Now in comparison our female was spayed by our private vet. The vet was just as professional, educated and attentive to our pup during the surgery but the difference comes after the surgery. Our female was check regularly and immediately after the surgery they are given one on one time with a vet tech with attention and affection. They send me photos regularly before, during and after procedures with constant text updates. We were given a follow through plan for after complete with pain meds and a follow up appointment bookiing. They also called me (yes THEY called ME) three days after to check on her.
So all in all both the HS and the private vet did the job just fine and we had no complaints. Like all things you get what you pay for, it all depends on what you want for the overall experience. We loved the after care and doting on our baby so that is why we are willing to spend the extra in the future.
Post # 9
@Treejewel19: Yes, this is important to me also. Your vet sounds great! Too bad it’s on the other side of the country.:-) I would be willing to pay more for him to be checked on more frequently and pampered a bit. I worry more about this breed (Shih-Tzu) because they are a bradycephalic breed.
Post # 10
@Treejewel19: Wow, you have a really great vet.
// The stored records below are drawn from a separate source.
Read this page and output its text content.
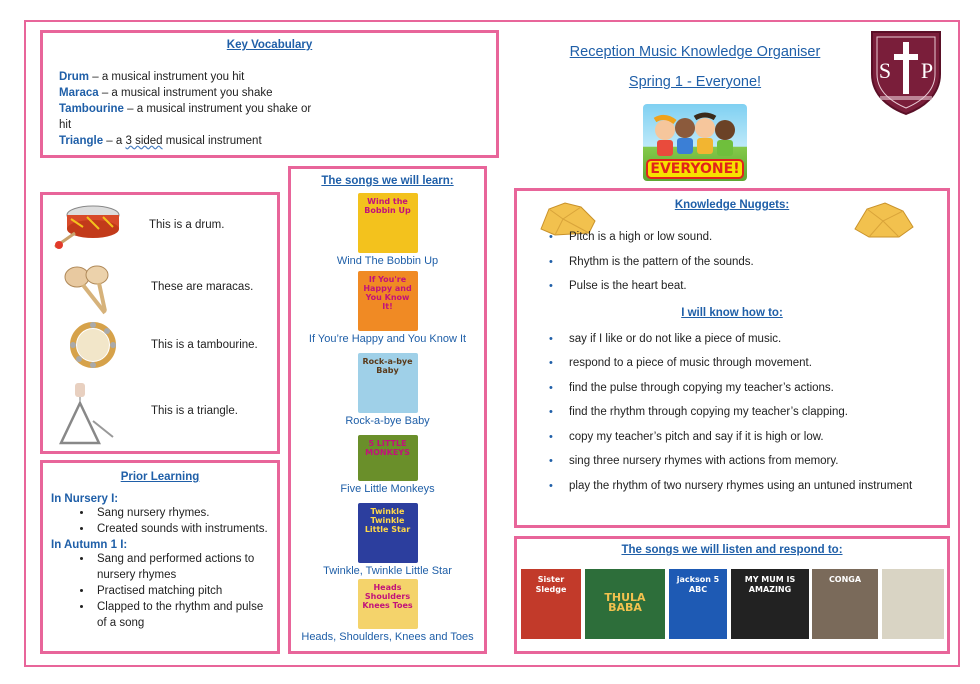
Key Vocabulary
Drum – a musical instrument you hit
Maraca – a musical instrument you shake
Tambourine – a musical instrument you shake or hit
Triangle – a 3 sided musical instrument
Reception Music Knowledge Organiser
Spring 1 - Everyone!	S P
EVERYONE!
This is a drum.
These are maracas.
This is a tambourine.
This is a triangle.
Prior Learning
In Nursery I:
• Sang nursery rhymes.
• Created sounds with instruments.
In Autumn 1 I:
• Sang and performed actions to nursery rhymes
• Practised matching pitch
• Clapped to the rhythm and pulse of a song
The songs we will learn:
Wind the Bobbin Up
Wind The Bobbin Up
If You're Happy and You Know It!
If You’re Happy and You Know It
Rock-a-bye Baby
Rock-a-bye Baby
5 LITTLE MONKEYS
Five Little Monkeys
Twinkle Twinkle Little Star
Twinkle, Twinkle Little Star
Heads Shoulders Knees Toes
Heads, Shoulders, Knees and Toes
Knowledge Nuggets:
• Pitch is a high or low sound.
• Rhythm is the pattern of the sounds.
• Pulse is the heart beat.
I will know how to:
• say if I like or do not like a piece of music.
• respond to a piece of music through movement.
• find the pulse through copying my teacher’s actions.
• find the rhythm through copying my teacher’s clapping.
• copy my teacher’s pitch and say if it is high or low.
• sing three nursery rhymes with actions from memory.
• play the rhythm of two nursery rhymes using an untuned instrument
The songs we will listen and respond to:
Sister Sledge
THULA BABA
jackson 5 ABC
MY MUM IS AMAZING
CONGA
Not a single vet that I’ve taken any of my pets to has been that attentive or reasuring.
Post # 11
@TheVampiresMistress: Yeah our vet is amazing and we feel lucky to have found them. They are an animal hospital with several vets but they still remain small and focus on the overall care versus number of patients. I think that is key to finding a great vet…they can’t get too big that they forget about the individual dog.
Another great sign is a vet that focusing on using today’s technology. Every time my dogs go in for a procedure (teeth cleaning, fixed, ill so kept for the day etc) I get updates via text including photos. I know that up and coming vet clinics around here are focusing more on using technology and texting to inform owners so try to find a vet that is willing to modernize.
It took us a while to find the right vet, that is for sure.